Dans le numéro du 8 septembre 2022 du magazine Weltwoche, Mario Widmer a eu l'occasion de chanter les louanges de la dictature communiste chinoise (Weltwoche n° 36.2022 ; p. 8).

Bien sûr, Widmer commence son texte en prenant rapidement ses distances avec la « terreur d'État » contre les Ouïghours. Comme l'« État tout-puissant » craint la ferveur religieuse de l'islam, il combat la menace terroriste par « un lavage de cerveau ». Celui-ci se transforme alors à son tour en terreur : « Rééducation par la force, privation de liberté, torture, camps de concentration. » L'auteur de l'article, Widmer, « n'approuve pas ces mesures inhumaines ».
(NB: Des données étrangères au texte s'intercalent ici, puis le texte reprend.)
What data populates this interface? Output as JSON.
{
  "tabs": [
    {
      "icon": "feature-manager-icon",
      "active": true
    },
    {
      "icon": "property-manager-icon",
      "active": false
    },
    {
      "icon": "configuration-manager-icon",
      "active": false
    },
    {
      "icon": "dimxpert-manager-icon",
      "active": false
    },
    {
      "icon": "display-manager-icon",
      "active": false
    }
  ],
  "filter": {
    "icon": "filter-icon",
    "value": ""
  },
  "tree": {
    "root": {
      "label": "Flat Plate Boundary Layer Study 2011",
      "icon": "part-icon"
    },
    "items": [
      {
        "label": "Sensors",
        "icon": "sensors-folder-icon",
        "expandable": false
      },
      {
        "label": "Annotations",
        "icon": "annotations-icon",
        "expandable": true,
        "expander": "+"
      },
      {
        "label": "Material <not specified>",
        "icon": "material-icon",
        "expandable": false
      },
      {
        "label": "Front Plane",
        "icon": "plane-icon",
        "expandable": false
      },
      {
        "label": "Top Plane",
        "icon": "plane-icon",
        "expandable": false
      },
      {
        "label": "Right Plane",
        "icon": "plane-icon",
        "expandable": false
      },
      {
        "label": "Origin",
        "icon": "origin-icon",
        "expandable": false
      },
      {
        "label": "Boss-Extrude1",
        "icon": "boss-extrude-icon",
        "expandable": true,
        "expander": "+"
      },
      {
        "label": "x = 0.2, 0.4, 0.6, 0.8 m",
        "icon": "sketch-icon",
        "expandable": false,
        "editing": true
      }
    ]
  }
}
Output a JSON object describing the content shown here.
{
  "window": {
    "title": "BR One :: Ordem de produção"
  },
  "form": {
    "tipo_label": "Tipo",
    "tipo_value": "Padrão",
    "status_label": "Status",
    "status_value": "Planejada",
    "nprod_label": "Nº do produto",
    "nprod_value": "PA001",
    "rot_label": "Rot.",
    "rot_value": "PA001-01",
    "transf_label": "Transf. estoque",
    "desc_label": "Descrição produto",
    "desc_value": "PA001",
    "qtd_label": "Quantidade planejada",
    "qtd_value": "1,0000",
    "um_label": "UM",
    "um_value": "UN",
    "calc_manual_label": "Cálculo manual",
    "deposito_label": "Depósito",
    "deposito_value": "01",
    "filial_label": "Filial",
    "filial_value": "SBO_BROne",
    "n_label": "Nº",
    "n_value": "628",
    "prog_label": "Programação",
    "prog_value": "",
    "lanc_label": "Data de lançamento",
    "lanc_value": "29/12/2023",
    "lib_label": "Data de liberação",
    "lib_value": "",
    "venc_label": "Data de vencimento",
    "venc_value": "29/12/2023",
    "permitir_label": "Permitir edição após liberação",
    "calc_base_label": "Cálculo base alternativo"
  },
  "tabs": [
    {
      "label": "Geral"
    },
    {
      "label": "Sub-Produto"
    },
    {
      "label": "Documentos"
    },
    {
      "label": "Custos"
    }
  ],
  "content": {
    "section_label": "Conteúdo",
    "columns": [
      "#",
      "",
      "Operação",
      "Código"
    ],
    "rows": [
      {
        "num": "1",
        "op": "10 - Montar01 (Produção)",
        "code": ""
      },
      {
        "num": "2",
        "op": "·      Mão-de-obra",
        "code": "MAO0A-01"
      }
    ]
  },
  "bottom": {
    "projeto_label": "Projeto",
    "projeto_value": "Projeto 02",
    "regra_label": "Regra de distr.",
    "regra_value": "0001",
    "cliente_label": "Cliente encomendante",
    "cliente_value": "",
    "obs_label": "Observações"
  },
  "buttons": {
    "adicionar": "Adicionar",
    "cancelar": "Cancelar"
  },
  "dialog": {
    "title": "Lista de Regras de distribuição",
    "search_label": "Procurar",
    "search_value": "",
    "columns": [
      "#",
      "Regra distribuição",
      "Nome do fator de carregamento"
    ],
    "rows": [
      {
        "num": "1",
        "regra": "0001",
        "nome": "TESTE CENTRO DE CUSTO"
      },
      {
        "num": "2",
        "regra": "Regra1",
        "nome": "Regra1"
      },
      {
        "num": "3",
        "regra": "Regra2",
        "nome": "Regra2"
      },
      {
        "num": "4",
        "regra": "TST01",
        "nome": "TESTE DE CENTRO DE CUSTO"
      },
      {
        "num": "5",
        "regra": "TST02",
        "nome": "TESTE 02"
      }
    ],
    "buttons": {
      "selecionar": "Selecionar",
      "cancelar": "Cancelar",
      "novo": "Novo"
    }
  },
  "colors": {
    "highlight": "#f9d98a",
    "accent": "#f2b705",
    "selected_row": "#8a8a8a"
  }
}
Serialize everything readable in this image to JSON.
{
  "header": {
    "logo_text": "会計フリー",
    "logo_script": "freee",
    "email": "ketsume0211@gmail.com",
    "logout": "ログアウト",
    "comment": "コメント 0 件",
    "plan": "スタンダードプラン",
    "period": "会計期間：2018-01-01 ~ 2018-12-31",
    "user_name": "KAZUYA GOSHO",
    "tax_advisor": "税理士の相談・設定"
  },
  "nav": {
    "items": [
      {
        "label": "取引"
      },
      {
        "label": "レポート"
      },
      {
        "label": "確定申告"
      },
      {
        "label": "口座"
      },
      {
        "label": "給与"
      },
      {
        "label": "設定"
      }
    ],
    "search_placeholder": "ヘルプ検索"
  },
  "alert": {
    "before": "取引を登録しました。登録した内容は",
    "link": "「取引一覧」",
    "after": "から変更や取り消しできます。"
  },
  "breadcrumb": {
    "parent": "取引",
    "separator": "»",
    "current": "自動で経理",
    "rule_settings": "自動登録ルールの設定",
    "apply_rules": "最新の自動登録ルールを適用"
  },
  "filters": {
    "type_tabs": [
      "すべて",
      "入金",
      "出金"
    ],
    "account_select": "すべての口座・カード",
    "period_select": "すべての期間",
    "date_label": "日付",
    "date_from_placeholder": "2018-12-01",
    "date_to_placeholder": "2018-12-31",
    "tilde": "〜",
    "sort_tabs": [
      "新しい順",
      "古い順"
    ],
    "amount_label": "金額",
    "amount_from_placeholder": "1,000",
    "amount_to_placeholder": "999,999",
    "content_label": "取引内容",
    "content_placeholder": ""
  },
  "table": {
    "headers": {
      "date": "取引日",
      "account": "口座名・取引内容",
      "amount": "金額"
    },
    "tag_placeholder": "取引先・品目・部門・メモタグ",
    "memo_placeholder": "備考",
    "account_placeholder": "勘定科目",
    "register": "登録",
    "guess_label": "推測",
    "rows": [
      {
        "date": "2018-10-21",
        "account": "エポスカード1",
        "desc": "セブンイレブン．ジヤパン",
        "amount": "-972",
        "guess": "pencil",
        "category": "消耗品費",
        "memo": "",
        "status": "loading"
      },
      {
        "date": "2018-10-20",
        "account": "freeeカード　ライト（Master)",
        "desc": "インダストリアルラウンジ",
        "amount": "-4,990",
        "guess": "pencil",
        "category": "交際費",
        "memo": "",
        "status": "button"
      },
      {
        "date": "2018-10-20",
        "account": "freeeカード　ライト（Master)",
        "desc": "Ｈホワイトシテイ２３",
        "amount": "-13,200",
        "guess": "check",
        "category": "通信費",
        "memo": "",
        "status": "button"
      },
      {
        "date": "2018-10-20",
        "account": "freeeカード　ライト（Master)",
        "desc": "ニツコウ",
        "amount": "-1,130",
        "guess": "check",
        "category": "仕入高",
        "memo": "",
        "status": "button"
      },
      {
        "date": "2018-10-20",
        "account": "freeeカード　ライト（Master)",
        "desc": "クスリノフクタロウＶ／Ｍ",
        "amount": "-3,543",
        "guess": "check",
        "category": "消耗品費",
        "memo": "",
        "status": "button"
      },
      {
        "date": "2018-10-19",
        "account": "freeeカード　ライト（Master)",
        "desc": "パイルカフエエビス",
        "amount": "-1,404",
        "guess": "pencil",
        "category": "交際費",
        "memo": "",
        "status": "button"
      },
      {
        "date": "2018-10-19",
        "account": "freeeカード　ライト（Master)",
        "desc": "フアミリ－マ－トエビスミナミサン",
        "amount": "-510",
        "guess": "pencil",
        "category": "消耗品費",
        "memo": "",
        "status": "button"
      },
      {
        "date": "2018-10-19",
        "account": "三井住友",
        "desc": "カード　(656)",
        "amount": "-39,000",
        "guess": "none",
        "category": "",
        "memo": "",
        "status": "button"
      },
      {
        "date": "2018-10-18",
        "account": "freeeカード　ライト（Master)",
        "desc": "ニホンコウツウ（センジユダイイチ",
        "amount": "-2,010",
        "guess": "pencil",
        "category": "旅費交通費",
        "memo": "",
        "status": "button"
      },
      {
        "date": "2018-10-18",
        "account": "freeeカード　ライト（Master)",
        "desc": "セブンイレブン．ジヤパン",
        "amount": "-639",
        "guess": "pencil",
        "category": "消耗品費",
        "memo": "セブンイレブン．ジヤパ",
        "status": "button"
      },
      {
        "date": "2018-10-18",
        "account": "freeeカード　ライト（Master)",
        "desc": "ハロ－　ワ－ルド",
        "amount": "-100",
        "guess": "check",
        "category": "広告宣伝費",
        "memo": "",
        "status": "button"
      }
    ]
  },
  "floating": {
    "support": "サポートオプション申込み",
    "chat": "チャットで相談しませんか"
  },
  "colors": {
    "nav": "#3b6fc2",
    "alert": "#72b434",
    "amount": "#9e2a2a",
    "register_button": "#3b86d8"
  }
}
Mais Mario Widmer ne parvient pas à taper le mot « génocide » sur son clavier. Bien que ce fait soit établi depuis longtemps. Et bien que le rapport sur les Ouïghours, publié entre-temps par Michelle Bachelet, commissaire aux droits de l'homme de l'ONU qui vient de quitter ses fonctions, soit très clair à ce sujet.

 

« D'abord vient la bouffe, ensuite la morale » (Bertolt Brecht)

Après cette brève digression dans le domaine de l'humanité, l'auteur Widmer se lance dans une ode à la louange :

  • Jamais dans l'histoire de l'humanité un gouvernement n'a autant contribué à la cause des droits de l'homme.
  • La Chine a accompli en silence et en secret l'acte le plus important de l'histoire des droits de l'homme.
  • Le droit humain le plus fondamental est de ne pas avoir à vivre dans la pauvreté.
  • La Chine, l'une des plus anciennes cultures de l'histoire de l'humanité, aurait sorti près d'un milliard de personnes de l'extrême pauvreté.
  • Le Mission Hills Golf Club disposerait de dix-huit parcours de dix-huit trous chacun.
  • En raison de cette grande avancée en matière de droits de l'homme, l'auteur estimerait juste que la Chine reçoive le prix Nobel de la paix.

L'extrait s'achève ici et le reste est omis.